In the current world order, iTunes Match enables what Apple calls iCloud Music Library. Everything synced across it among devices is DRM-free, and can be played on any device if copied separately.

But you can also use Apple Music to enable iCloud Music Library. If you have Apple Music and not iTunes Match, songs retrieved from Apple Music are locked to playback with Apple Music, and will be deleted or be unplayable without an active subscription. (You can use both Apple Music and iTunes Match at the same time, although that can lead to songs you own and ripped on one machine being downloaded as locked versions on another device!)

If your goal is to cancel iTunes Match, you should ensure you have a full copy of all your music on one of your Macs before proceeding.

MacDailyNews Take: Easy instructions are in the full article.

Do you subscribe to iTunes Match and/or Apple Music? If so, are you going to cancel iTunes Match this time around?

4 Comments

  1. I subscribe to iTunes Match. It has been very convenient to have my music available on all my Macs (4 primary Macs, 4 secondary Macs and FYI 59 life time since 1985, iPads (4) and iPhone (1). I am not going to cancel as the price seems fair for the convenience.

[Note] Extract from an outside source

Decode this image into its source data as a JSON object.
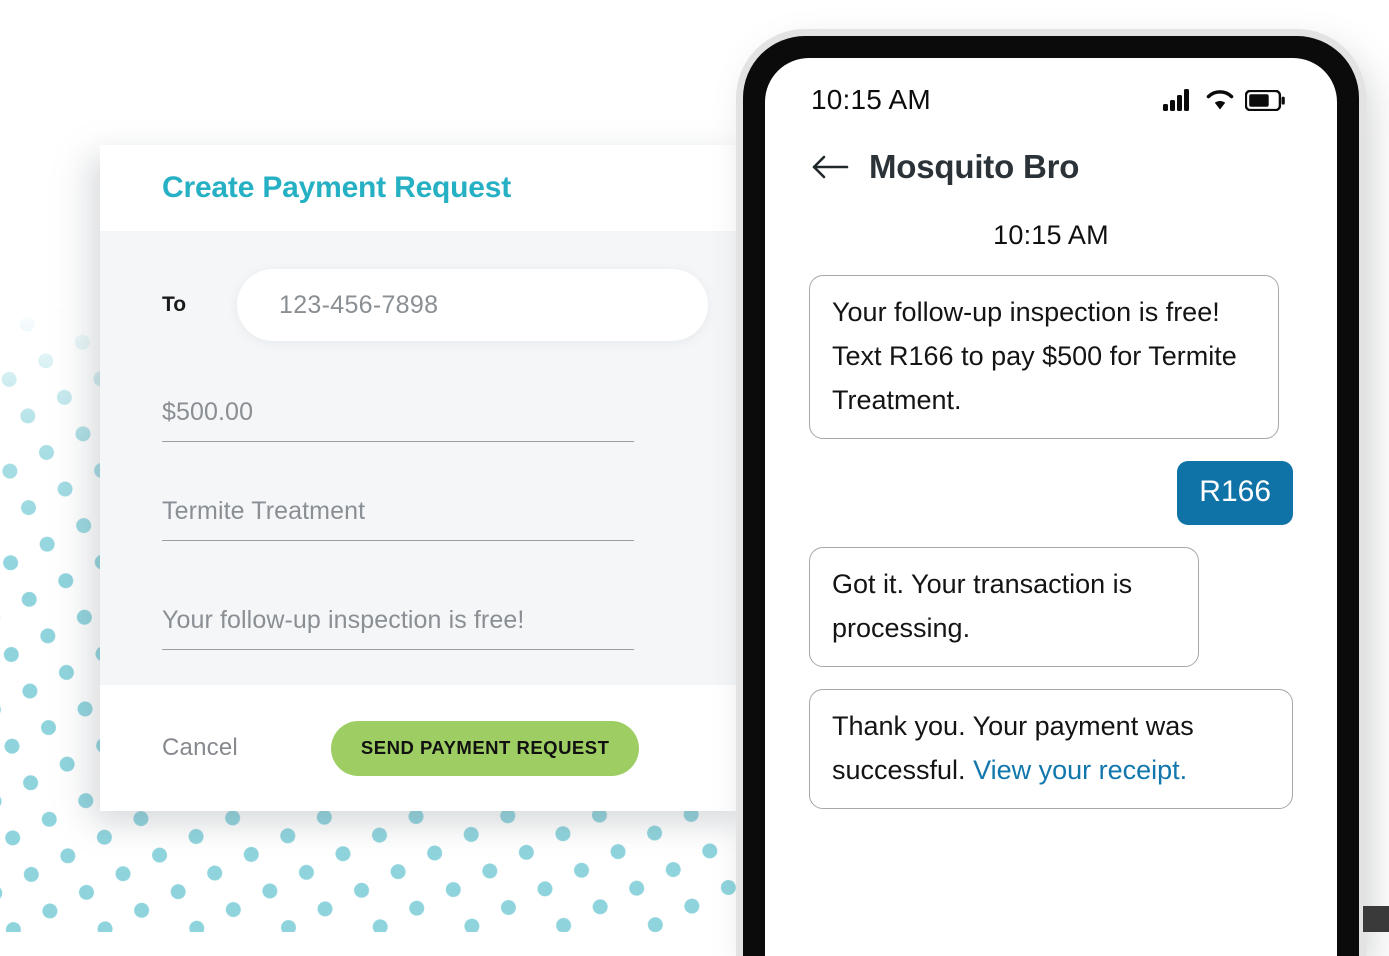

    I do not subscribe to Apple Music. I am not interested in having a bazillion songs. I already have more music than I can listen to and I don’t listen to music even daily.

    Plus I do not want another subscription service. It seems every business is trying to hook you into the subscription model. It’s like 100 ticks sucking your blood.

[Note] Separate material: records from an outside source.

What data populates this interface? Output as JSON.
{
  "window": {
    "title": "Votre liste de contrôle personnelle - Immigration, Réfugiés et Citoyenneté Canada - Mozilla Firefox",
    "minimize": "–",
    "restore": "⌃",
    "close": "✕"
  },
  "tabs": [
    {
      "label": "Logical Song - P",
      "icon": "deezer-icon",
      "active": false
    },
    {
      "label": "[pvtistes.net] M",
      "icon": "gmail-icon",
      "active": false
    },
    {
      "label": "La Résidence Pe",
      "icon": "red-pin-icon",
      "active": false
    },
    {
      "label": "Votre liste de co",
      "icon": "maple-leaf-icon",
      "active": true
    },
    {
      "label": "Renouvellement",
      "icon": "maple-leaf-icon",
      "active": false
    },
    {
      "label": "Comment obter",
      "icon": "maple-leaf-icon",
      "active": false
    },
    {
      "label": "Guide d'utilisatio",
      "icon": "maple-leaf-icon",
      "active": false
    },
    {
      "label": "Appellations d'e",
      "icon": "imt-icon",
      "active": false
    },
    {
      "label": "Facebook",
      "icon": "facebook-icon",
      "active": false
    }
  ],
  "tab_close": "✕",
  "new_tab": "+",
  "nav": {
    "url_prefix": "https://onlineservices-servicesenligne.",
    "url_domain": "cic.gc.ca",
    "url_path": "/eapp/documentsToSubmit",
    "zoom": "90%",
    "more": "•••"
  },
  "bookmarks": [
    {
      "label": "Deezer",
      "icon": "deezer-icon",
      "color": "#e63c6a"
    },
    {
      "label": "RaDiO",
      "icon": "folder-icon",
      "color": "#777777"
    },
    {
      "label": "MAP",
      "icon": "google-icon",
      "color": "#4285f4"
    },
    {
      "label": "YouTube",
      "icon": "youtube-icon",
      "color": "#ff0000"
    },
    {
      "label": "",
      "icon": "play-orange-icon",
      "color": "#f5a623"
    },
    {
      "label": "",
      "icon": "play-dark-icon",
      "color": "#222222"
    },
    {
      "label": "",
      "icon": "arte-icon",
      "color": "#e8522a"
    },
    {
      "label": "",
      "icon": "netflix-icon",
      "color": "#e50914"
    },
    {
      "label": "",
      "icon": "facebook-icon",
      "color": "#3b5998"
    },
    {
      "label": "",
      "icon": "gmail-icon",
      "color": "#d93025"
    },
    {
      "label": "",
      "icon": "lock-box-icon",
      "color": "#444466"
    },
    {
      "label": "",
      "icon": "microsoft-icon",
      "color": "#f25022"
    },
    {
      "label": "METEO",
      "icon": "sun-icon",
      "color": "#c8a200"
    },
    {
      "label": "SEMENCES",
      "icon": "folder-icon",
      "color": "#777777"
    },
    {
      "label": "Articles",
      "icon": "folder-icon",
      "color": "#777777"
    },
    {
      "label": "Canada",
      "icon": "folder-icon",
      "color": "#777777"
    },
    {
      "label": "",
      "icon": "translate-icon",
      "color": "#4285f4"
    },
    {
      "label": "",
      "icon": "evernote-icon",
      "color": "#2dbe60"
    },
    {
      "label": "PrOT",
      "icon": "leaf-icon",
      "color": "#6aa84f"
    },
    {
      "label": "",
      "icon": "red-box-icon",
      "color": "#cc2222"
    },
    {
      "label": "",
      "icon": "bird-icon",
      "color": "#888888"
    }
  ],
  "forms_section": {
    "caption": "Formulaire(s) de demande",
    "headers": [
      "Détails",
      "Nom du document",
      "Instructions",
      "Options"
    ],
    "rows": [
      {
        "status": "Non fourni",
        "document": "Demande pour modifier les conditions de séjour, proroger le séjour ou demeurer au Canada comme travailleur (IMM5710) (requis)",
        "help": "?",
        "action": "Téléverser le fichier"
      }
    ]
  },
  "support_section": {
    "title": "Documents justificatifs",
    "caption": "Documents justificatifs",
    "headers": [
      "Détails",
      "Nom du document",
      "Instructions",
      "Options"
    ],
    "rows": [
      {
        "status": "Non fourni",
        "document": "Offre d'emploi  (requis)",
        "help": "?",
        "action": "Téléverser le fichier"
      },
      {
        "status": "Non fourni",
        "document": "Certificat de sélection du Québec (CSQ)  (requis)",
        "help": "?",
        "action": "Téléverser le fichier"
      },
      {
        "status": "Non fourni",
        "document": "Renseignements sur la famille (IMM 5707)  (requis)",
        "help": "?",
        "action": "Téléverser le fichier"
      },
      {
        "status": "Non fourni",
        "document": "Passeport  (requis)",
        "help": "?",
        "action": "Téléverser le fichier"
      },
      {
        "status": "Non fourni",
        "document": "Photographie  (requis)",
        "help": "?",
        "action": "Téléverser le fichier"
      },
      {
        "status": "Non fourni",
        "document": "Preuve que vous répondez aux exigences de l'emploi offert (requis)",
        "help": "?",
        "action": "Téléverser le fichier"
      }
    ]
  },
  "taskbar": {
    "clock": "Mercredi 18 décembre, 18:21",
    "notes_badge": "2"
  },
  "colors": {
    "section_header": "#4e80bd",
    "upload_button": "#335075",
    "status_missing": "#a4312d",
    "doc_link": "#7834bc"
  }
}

  2. There is a difference in supported OLDER computers/devices and iTunes versions. iTunes Match is a much older service. I recall it worked with my Power Mac G5 running MacOS X Leopard (10.5) and its much older version of iTunes, back when it was connected to my HDTV and stereo system. iTunes Match also works with my 3rd gen Apple TV (A5), the tiny one before third-party apps/games, and my old iPhone 3GS too. I still use it with that old Apple TV. And I just pulled out my old iPhone, and it still there works too. Wow, so cool…! I’m streaming songs from my iCloud Music Library on my iPhone 3GS (iOS 6.1.6) right now 😆🎵

    With only Apple Music (no iTunes Match), my iCloud Music Library is only accessible from newer hardware and iTunes versions supported by Apple Music. While the specifics I mention here may not be applicable to you, the iTunes Music Library is different, depending on whether subscription is to one, the other, or both services.

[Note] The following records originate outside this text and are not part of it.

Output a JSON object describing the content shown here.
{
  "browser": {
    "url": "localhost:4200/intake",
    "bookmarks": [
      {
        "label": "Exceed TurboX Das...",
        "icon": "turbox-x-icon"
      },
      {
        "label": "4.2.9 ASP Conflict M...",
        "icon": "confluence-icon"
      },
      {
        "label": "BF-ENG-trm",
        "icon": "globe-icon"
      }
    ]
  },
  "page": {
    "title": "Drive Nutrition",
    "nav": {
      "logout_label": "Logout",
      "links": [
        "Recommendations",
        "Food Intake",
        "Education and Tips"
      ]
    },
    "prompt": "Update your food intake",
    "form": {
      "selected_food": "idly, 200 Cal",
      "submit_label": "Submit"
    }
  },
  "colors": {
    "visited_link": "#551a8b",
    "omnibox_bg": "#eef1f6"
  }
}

  3. Having your music and podcasts in one place (an audio library/archive) was very logical from a user perspective, the new set up is logical only from a business perspective for Apple. I’ll be keeping all my music and podcasts on my Air running High Sierra and will not upgrade it. Each iOS and Mac OS “update” over the past several years have been unpleasant surprise festivals. I’m beginning to understand the people who’ve been lamenting these changes over the decades they’ve been with Apple, for me the process seems to have been compressed into just 2-3 years where pleasant “magical” surprises are few and frustrations are manifold.